Representing the RCMP in a training video for the Federal Bureau of Investigation was a first for Insp. Peter Trottier.
"Having spent a number of years at both Depot and the Canadian Police College, I've had many opportunities to speak in front of audiences," says Trottier. "As we were filming, it dawned on me that the audience here wasn't simply the FBI but potentially all of law enforcement in the U.S."
The video will be used to educate U.S. police officers on Foreign Fugitive Files. Specifically, it will show officers how to query the National Crime Information Center (NCIC) — a police database — and what to do if they get a hit on someone with an outstanding Canadian arrest warrant.
"The Foreign Fugitive File is one of the more unique files within NCIC, in that our law enforcement agencies don't populate or contribute records to this file," says Stephen Fischer, FBI spokesperson.
The Foreign Fugitive Files are populated and maintained strictly by the RCMP and INTERPOL. They contain information on persons wanted in connection with offences committed outside the United States.
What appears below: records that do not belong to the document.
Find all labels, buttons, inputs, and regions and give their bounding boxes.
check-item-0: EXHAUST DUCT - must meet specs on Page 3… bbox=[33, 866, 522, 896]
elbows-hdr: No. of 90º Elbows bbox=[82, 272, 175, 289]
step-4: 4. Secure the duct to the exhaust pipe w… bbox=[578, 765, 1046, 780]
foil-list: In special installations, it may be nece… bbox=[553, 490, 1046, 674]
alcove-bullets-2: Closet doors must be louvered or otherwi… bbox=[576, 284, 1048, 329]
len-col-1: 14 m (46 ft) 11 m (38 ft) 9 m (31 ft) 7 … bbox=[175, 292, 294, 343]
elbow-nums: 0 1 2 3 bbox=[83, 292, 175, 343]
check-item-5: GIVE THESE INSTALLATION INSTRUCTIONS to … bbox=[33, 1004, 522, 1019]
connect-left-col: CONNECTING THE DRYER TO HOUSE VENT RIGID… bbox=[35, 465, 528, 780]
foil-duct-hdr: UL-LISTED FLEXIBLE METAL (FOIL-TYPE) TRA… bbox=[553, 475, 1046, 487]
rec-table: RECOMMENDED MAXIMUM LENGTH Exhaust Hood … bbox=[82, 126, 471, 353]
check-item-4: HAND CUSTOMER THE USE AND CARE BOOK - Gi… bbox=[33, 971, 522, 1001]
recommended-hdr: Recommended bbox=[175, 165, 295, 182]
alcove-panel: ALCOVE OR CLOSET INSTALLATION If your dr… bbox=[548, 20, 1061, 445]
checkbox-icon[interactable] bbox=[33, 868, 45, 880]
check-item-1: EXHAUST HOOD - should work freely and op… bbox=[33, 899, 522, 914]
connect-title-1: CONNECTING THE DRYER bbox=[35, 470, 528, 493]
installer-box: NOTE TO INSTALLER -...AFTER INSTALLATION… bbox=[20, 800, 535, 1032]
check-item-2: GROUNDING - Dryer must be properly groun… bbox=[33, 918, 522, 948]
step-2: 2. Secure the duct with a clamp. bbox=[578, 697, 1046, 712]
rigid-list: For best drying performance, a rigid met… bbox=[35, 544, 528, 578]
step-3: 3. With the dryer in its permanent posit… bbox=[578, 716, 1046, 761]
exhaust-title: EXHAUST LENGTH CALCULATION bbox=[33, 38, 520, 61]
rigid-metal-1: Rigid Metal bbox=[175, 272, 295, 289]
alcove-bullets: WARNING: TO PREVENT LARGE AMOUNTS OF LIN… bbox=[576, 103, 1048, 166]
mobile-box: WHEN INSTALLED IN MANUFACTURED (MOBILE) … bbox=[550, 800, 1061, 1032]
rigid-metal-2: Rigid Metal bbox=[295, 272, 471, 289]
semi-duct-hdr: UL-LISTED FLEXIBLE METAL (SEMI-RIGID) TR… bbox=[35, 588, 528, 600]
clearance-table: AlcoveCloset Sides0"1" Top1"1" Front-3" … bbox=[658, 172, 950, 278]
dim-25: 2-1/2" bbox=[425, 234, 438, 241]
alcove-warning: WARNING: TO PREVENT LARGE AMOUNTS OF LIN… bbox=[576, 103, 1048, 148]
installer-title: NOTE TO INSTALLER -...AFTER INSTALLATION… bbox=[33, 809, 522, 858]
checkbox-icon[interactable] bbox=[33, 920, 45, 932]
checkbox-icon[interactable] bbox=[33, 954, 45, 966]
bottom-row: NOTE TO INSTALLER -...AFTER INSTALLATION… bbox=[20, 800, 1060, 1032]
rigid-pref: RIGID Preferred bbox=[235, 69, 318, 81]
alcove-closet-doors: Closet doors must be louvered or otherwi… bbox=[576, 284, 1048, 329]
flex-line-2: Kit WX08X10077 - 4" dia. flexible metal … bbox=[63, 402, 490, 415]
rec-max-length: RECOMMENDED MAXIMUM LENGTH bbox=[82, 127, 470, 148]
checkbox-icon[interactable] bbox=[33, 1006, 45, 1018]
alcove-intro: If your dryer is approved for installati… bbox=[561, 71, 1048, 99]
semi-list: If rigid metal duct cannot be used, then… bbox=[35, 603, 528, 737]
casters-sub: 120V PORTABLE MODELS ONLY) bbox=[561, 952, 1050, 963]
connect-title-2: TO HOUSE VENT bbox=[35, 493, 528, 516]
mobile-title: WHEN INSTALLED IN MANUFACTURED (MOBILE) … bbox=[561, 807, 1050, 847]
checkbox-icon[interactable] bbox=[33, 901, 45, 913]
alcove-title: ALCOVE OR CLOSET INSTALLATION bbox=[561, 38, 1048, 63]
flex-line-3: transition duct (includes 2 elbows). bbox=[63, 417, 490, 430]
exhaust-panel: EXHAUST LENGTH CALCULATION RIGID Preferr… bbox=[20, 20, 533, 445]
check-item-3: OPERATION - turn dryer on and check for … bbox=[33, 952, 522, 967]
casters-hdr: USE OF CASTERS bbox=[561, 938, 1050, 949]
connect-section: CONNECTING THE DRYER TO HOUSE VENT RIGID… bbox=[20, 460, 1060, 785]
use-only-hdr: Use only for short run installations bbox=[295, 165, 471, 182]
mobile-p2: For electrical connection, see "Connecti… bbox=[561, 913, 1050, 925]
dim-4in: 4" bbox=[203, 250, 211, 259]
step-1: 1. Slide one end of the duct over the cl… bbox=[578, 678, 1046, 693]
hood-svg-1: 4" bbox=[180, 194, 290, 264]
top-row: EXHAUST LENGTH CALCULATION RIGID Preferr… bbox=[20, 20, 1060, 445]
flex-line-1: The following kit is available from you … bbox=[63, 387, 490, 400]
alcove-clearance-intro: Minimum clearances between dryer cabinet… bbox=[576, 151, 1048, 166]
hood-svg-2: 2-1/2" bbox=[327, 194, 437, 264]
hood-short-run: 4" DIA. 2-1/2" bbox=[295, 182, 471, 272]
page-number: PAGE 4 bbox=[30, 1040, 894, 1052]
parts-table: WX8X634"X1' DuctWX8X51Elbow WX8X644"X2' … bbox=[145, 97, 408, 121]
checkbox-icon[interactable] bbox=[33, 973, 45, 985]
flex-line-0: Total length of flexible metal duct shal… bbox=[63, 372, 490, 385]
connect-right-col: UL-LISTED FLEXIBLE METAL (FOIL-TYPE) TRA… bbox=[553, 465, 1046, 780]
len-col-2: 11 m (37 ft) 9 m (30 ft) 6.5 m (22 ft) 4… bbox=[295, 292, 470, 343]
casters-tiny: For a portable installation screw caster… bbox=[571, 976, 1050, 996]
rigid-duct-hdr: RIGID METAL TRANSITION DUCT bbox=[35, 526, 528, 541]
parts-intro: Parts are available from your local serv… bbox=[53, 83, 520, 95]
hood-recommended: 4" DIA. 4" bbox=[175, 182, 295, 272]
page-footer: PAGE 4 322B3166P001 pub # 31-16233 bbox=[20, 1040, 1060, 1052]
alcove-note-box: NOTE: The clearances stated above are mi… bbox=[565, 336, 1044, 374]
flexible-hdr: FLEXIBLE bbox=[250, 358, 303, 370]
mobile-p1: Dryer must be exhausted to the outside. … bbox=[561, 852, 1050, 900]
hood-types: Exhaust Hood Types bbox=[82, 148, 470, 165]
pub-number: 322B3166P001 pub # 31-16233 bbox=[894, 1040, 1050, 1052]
"Not only does the RCMP enter the information into NCIC on behalf of all other Canadian law enforcement agencies, but in the event of a hit, we act as the liaison between the U.S. and the arresting agency in Canada," says Krista Bowman, in charge of the RCMP's NCIC unit.
In one scenario in the video, a car is pulled over and the police officer runs an NCIC check on an expired Ontario driver's licence.
The person comes back with a hit on the Foreign Fugitive File as wanted in Canada for fraud.
Trottier is interviewed about the RCMP, how it collects and enters information for NCIC, and the steps that police must take to initiate the extradition process.
Once the warrant is confirmed, the process of obtaining a U.S. extradition warrant is initiated.
The database, which connects U.S. law enforcement with partners around the world, is an important tool for the FBI and RCMP.
"It provides vital information for the safety and efficiency of the United States law enforcement personnel," says Fischer. "It also assists Canada in locating and extraditing, if applicable, wanted persons."